It was another perfect wilderness moment that backpackers fantasize about when we’re in the muck of everyday life. I couldn’t pass it up. I veered off the trail, down onto the smooth rock, finding a spot where I could sit and stick my legs and feet into the water to soak. I peeled off my hiking boots, wool WrightSocks and hiking shorts and rested my achy hips and sore left leg into the numbing water.  I filled my Nalgene and drank straight from the creek without filtering it and snacked on some trail mix.
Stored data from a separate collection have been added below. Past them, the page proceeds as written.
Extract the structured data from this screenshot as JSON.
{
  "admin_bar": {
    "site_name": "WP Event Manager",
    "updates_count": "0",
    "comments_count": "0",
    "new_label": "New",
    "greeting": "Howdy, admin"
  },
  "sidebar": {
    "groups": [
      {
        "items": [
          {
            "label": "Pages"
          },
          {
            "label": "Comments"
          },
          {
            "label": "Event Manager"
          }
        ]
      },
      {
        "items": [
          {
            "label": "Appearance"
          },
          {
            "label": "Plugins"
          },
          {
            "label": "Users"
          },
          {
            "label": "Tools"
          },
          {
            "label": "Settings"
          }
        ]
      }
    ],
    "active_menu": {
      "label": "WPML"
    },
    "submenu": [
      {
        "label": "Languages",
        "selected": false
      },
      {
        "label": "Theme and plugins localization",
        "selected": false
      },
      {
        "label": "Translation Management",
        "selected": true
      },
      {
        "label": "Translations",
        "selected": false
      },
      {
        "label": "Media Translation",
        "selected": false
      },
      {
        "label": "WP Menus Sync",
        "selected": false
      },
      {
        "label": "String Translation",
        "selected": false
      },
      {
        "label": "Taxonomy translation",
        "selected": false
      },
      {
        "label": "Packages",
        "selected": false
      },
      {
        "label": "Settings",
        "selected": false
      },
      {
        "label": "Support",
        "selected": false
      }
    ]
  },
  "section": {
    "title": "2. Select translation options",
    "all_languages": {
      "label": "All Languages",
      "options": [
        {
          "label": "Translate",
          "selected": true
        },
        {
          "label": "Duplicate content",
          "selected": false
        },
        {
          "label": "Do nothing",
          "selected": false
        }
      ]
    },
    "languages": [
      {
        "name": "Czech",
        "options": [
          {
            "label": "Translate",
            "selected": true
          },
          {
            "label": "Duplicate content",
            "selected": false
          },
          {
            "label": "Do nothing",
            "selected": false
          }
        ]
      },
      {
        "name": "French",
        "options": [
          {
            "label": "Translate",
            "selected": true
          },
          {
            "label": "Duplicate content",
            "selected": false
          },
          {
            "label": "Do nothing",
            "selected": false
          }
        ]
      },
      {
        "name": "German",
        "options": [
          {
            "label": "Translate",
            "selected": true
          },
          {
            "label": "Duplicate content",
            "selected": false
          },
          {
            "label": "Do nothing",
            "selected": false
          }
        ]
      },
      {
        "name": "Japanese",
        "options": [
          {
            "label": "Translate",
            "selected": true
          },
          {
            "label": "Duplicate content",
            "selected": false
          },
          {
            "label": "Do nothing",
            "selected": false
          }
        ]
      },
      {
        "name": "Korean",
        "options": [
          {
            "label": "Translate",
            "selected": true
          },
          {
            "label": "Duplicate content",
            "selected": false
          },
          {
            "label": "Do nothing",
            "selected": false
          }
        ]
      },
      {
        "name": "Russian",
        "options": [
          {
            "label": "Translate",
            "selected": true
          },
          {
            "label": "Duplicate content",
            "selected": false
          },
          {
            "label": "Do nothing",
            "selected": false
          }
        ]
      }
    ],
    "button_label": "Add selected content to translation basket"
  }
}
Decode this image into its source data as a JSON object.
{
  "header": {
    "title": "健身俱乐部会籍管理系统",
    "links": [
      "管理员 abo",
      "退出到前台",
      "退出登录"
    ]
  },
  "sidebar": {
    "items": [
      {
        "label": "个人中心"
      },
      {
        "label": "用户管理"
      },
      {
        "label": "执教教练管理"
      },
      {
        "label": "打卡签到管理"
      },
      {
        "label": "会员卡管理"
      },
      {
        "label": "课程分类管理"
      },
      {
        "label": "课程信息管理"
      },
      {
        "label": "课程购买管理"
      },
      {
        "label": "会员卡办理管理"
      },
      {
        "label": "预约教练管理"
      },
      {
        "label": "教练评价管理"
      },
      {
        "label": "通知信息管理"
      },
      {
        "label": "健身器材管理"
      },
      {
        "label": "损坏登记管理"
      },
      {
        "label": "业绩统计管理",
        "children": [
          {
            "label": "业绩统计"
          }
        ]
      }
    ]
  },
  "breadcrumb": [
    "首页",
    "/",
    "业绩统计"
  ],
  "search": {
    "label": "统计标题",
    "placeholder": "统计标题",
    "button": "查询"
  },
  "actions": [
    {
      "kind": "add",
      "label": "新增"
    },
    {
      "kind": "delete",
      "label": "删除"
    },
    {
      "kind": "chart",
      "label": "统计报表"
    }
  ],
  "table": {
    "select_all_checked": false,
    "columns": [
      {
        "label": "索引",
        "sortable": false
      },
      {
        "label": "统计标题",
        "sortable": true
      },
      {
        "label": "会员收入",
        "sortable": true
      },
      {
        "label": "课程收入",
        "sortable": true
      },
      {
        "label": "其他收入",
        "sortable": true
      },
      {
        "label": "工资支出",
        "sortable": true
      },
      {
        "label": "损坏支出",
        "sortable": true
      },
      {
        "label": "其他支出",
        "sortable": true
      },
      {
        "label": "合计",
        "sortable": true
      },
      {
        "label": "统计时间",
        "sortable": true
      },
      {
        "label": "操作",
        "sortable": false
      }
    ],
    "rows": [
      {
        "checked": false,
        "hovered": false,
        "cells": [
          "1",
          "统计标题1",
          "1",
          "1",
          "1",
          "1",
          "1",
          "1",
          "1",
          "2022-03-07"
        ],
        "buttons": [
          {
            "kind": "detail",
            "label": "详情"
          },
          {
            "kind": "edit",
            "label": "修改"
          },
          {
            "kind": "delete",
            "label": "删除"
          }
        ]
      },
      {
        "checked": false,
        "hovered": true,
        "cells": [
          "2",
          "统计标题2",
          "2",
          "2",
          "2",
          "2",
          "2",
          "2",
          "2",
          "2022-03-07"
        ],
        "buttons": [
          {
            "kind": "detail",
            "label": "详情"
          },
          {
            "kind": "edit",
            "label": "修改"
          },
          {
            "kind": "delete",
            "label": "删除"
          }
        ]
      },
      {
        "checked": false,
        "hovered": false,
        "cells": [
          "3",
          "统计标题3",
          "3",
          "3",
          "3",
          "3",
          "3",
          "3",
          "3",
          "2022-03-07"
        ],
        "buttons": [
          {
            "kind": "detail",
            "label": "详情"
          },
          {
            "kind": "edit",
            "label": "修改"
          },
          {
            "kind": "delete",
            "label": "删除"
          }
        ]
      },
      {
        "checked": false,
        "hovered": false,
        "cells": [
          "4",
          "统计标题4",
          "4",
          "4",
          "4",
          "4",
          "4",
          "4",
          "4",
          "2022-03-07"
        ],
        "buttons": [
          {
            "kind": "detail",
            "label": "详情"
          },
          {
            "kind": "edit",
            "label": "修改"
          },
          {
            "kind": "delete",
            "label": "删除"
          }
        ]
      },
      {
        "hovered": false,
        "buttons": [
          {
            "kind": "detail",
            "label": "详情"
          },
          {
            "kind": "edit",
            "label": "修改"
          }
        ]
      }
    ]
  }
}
Ahhhh,  this is what this trip is about; blissful moments just like this.  Sitting high atop a rocky mountain, alone, without another soul within miles just being.  The smoke hung low and socked me in making me feel enveloped in a thick perimeter of rocky mountain forest. baxter creek cascade 2

The last 5+ miles were challenging but not too bad:  I think I finally cracked the JMT code!!! Instead of struggling up ginormous 2-foot rock steps that were obviously built for Sasquatch hikers because no human could ever comfortably climb them, I realized there is no shame in skirting up the sides like other hikers do. In my LNT compulsion I’d been insistent upon staying within the lines of the manicured trail and not veering off the edges or sides.  Well screw that. My 5’4” body and hips weren’t meant for Sasquatch steps.  And climbing is so much more comfortable walking around the giant steps or using the rocks that frame them as stepping stones than heaving my short stubby legs and my heavy backpack up them! It still wasn’t easy and my left leg is killing me today no matter how much ibuprofen I take but it was far easier than it had been.

Overall, it was a wonder-filled and amazing day on the John Muir Trail!  But now I am tired and I want to eat dinner, relax and read….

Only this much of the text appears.